Bulan-bulan berikutnya sesuatu yang kuperhatikan, dia tidak bergerak aktif dan sering menguap. Dokter kemudian menemukan ada kelainan jantung bawaan. Ketakutan dan kekhawatiran mulai mengganggu hatiku dan sukacitaku. Hari-hari kemudian berubah menjadi hari-hari penuh ketegangan. Bayiku makin lemah. Suatu hari ia tak dapat lagi minum susu. Setiap kali kuusahakan selalu keluar lagi. Napasnya sesak aku tak kuat lagi membayangkan lebih lanjut karena air mataku selalu deras mengalir….. kisah itu berakhir dengan kematian buah hatiku….ya Tuhan, mengapa aku harus mengalaminya?

Berhari-hari, berbulan-bulan, bahkan bertahun-tahun aku tak dapat melepaskan bayangan ketika aku pertama kali memeluknya dan ketika akhirnya dia direnggut dariku….beban itu semakin hari semakin terasa berat. Aku sepertinya tak dapat menanggungnya lagi…”

Kisah di atas dialami oleh ibu Ina (bukan nama sebenarnya). Ketika setiap hari dia memikirkan hal itu, jiwanya makin lama makin lemah dan tenggelam dalam permasalahan sehingga dia tak lagi mempunyai kemampuan untuk menanggungnya padahal Firman Tuhan mengatakan bahwa pencobaan yang kita alami adalah pencobaan yang sebenarnya tidak melampaui kemampuan manusia tetapi ternyata pencobaan itu telah ditambahnya sendiri. Ketika suatu saat ia menyadari bahwa Iblis memakai pencobaan itu untuk menghancurkan imannya kepada Tuhan juga menghancurkan hidupnya sendiri, mulailah dia berusaha melepaskan diri dari pencobaan yang telah mengikat dan memenjarakannya. Firman Tuhan mengatakan, “Janganlah kamu kuatir akan hari esok karena hari besok mempunyai kesusahannya sendiri.

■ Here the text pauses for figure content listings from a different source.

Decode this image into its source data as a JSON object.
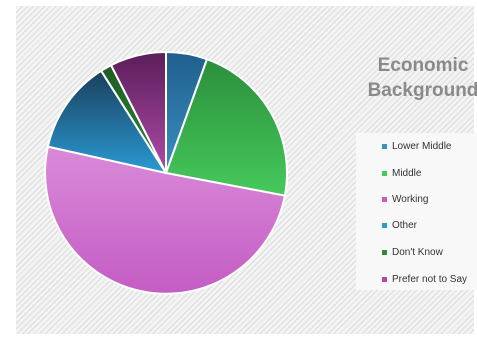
{
  "chart_data": {
    "type": "pie",
    "title_line1": "Economic",
    "title_line2": "Background",
    "slices": [
      {
        "label": "Lower Middle",
        "value": 5.5,
        "color": "#3a8fc4",
        "color_dark": "#1f5f8c"
      },
      {
        "label": "Middle",
        "value": 22.5,
        "color": "#47c95c",
        "color_dark": "#2a8f3b"
      },
      {
        "label": "Working",
        "value": 50.5,
        "color": "#c45cc4",
        "color_dark": "#d98ad9"
      },
      {
        "label": "Other",
        "value": 12.5,
        "color": "#2a9ad4",
        "color_dark": "#1a3f5c"
      },
      {
        "label": "Don't Know",
        "value": 1.5,
        "color": "#2e8a36",
        "color_dark": "#1c5c22"
      },
      {
        "label": "Prefer not to Say",
        "value": 7.5,
        "color": "#b04aa8",
        "color_dark": "#5a1e5a"
      }
    ],
    "legend_position": "right"
  }
}
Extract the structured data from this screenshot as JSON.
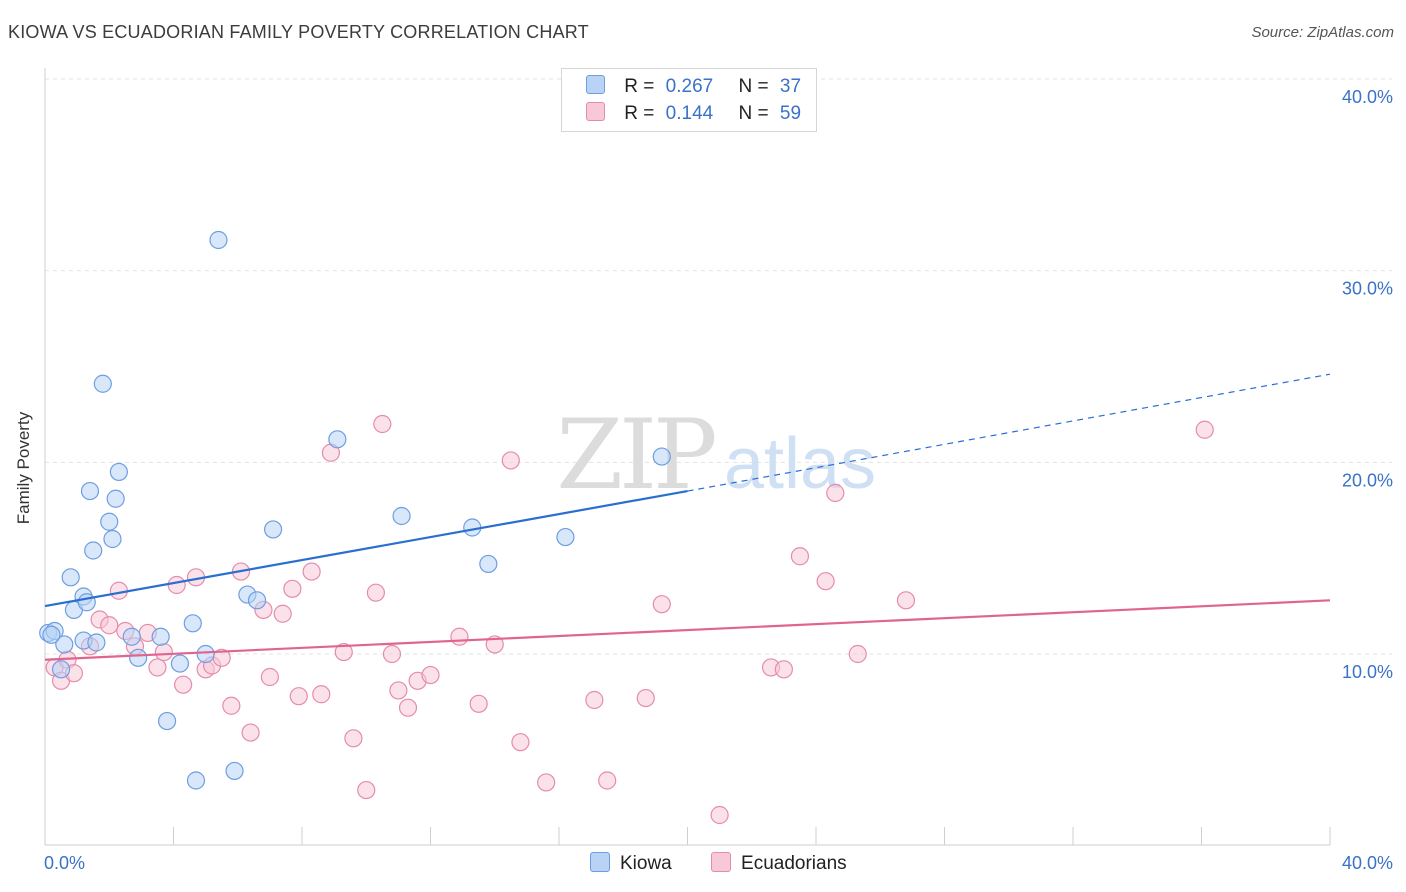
{
  "title": "KIOWA VS ECUADORIAN FAMILY POVERTY CORRELATION CHART",
  "source": "Source: ZipAtlas.com",
  "watermark": {
    "zip": "ZIP",
    "atlas": "atlas"
  },
  "legend": {
    "rows": [
      {
        "r_label": "R =",
        "r_value": "0.267",
        "n_label": "N =",
        "n_value": "37"
      },
      {
        "r_label": "R =",
        "r_value": "0.144",
        "n_label": "N =",
        "n_value": "59"
      }
    ]
  },
  "bottom_legend": {
    "kiowa": "Kiowa",
    "ecuadorians": "Ecuadorians"
  },
  "colors": {
    "kiowa_fill": "#b8d3f5",
    "kiowa_stroke": "#6d9ee0",
    "kiowa_line": "#2a6fd0",
    "ecuador_fill": "#f8c8d8",
    "ecuador_stroke": "#e58cab",
    "ecuador_line": "#e06490",
    "tick_label": "#3a72c8",
    "grid": "#e3e3e3"
  },
  "chart_data": {
    "type": "scatter",
    "title": "KIOWA VS ECUADORIAN FAMILY POVERTY CORRELATION CHART",
    "xlabel": "",
    "ylabel": "Family Poverty",
    "xlim": [
      0,
      40
    ],
    "ylim": [
      0,
      40
    ],
    "x_tick_labels": [
      "0.0%",
      "40.0%"
    ],
    "y_ticks": [
      10,
      20,
      30,
      40
    ],
    "y_tick_labels": [
      "10.0%",
      "20.0%",
      "30.0%",
      "40.0%"
    ],
    "grid": true,
    "series": [
      {
        "name": "Kiowa",
        "points": [
          [
            0.1,
            11.1
          ],
          [
            0.3,
            11.2
          ],
          [
            0.5,
            9.2
          ],
          [
            0.6,
            10.5
          ],
          [
            0.8,
            14.0
          ],
          [
            0.9,
            12.3
          ],
          [
            1.2,
            10.7
          ],
          [
            1.2,
            13.0
          ],
          [
            1.3,
            12.7
          ],
          [
            1.4,
            18.5
          ],
          [
            1.5,
            15.4
          ],
          [
            1.6,
            10.6
          ],
          [
            1.8,
            24.1
          ],
          [
            2.0,
            16.9
          ],
          [
            2.1,
            16.0
          ],
          [
            2.2,
            18.1
          ],
          [
            2.3,
            19.5
          ],
          [
            2.7,
            10.9
          ],
          [
            2.9,
            9.8
          ],
          [
            3.6,
            10.9
          ],
          [
            3.8,
            6.5
          ],
          [
            4.2,
            9.5
          ],
          [
            4.6,
            11.6
          ],
          [
            4.7,
            3.4
          ],
          [
            5.0,
            10.0
          ],
          [
            5.4,
            31.6
          ],
          [
            5.9,
            3.9
          ],
          [
            6.3,
            13.1
          ],
          [
            6.6,
            12.8
          ],
          [
            7.1,
            16.5
          ],
          [
            9.1,
            21.2
          ],
          [
            11.1,
            17.2
          ],
          [
            13.3,
            16.6
          ],
          [
            13.8,
            14.7
          ],
          [
            16.2,
            16.1
          ],
          [
            19.2,
            20.3
          ],
          [
            0.2,
            11.0
          ]
        ],
        "trend": {
          "x0": 0,
          "y0": 12.5,
          "x1": 20,
          "y1": 18.5,
          "dashed_to_x": 40,
          "dashed_to_y": 24.6
        }
      },
      {
        "name": "Ecuadorians",
        "points": [
          [
            0.3,
            9.3
          ],
          [
            0.5,
            8.6
          ],
          [
            0.7,
            9.7
          ],
          [
            0.9,
            9.0
          ],
          [
            1.4,
            10.4
          ],
          [
            1.7,
            11.8
          ],
          [
            2.0,
            11.5
          ],
          [
            2.3,
            13.3
          ],
          [
            2.5,
            11.2
          ],
          [
            2.8,
            10.4
          ],
          [
            3.2,
            11.1
          ],
          [
            3.5,
            9.3
          ],
          [
            3.7,
            10.1
          ],
          [
            4.1,
            13.6
          ],
          [
            4.3,
            8.4
          ],
          [
            4.7,
            14.0
          ],
          [
            5.0,
            9.2
          ],
          [
            5.2,
            9.4
          ],
          [
            5.5,
            9.8
          ],
          [
            5.8,
            7.3
          ],
          [
            6.1,
            14.3
          ],
          [
            6.4,
            5.9
          ],
          [
            6.8,
            12.3
          ],
          [
            7.0,
            8.8
          ],
          [
            7.4,
            12.1
          ],
          [
            7.7,
            13.4
          ],
          [
            7.9,
            7.8
          ],
          [
            8.3,
            14.3
          ],
          [
            8.6,
            7.9
          ],
          [
            8.9,
            20.5
          ],
          [
            9.3,
            10.1
          ],
          [
            9.6,
            5.6
          ],
          [
            10.0,
            2.9
          ],
          [
            10.3,
            13.2
          ],
          [
            10.5,
            22.0
          ],
          [
            10.8,
            10.0
          ],
          [
            11.0,
            8.1
          ],
          [
            11.3,
            7.2
          ],
          [
            11.6,
            8.6
          ],
          [
            12.0,
            8.9
          ],
          [
            12.9,
            10.9
          ],
          [
            13.5,
            7.4
          ],
          [
            14.0,
            10.5
          ],
          [
            14.5,
            20.1
          ],
          [
            14.8,
            5.4
          ],
          [
            15.6,
            3.3
          ],
          [
            17.1,
            7.6
          ],
          [
            17.5,
            3.4
          ],
          [
            18.7,
            7.7
          ],
          [
            19.2,
            12.6
          ],
          [
            21.0,
            1.6
          ],
          [
            22.6,
            9.3
          ],
          [
            23.0,
            9.2
          ],
          [
            23.5,
            15.1
          ],
          [
            24.3,
            13.8
          ],
          [
            24.6,
            18.4
          ],
          [
            25.3,
            10.0
          ],
          [
            26.8,
            12.8
          ],
          [
            36.1,
            21.7
          ]
        ],
        "trend": {
          "x0": 0,
          "y0": 9.7,
          "x1": 40,
          "y1": 12.8
        }
      }
    ]
  }
}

Kesusahan sehari cukuplah untuk sehari” (Mat. 6:34). Tuhan menjanjikan setiap dari kita untuk dapat menanggung pencobaan kita hari itu namun sering kita menambahkan beban itu dengan beban kemarin yang masih belum mau kita lepaskan dan beban esok hari yang belum pasti terjadi…Tentu saja kita tidak akan sanggup menanggungnya!

Sebuah lagu menyadarkan ibu Ina dari kesalahan yang dilakukannya:

Terima kasih Tuhan, untuk ujian hidupku, saat Kau membimbingku, rohaniku bertumbuh. Terima kasih Tuhan karena melalui ujian itu Kau beriku ketekunan untuk mencapai tujuan hidupku….

Walaupun bertentangan dengan kehendak dan keinginanku, walaupun hancur kehidupan jasmaniku, saat ujian datang kumenjerit dan berseru, “Tuhan ajarku tunduk pada kehendak-Mu”

Terima kasih Tuhan, Kau memberiku kemenangan, saat semua kuserahkan, Kau mengangkatku. Terima kasih Tuhan semua telah menjadi baru, aku melihat wajah mulia-Mu, aku adalah milik-Mu! (dari: I Thank You Lord for the Trials)

Ia kini menyadari bahwa kebahagiaan sejati bukanlah berasal dari dunia ini karena dunia dan isinya akan berlalu, bukan pula dengan memiliki sesuatu atau seseorang di dunia ini karena mereka tidaklah kekal dan dapat sewaktu-waktu meninggalkan kita. Kebahagiaan yang sejati bersumber hanya dari Tuhan dan memiliki Dia dalam kehidupan kita berarti memiliki kebahagiaan yang sejati!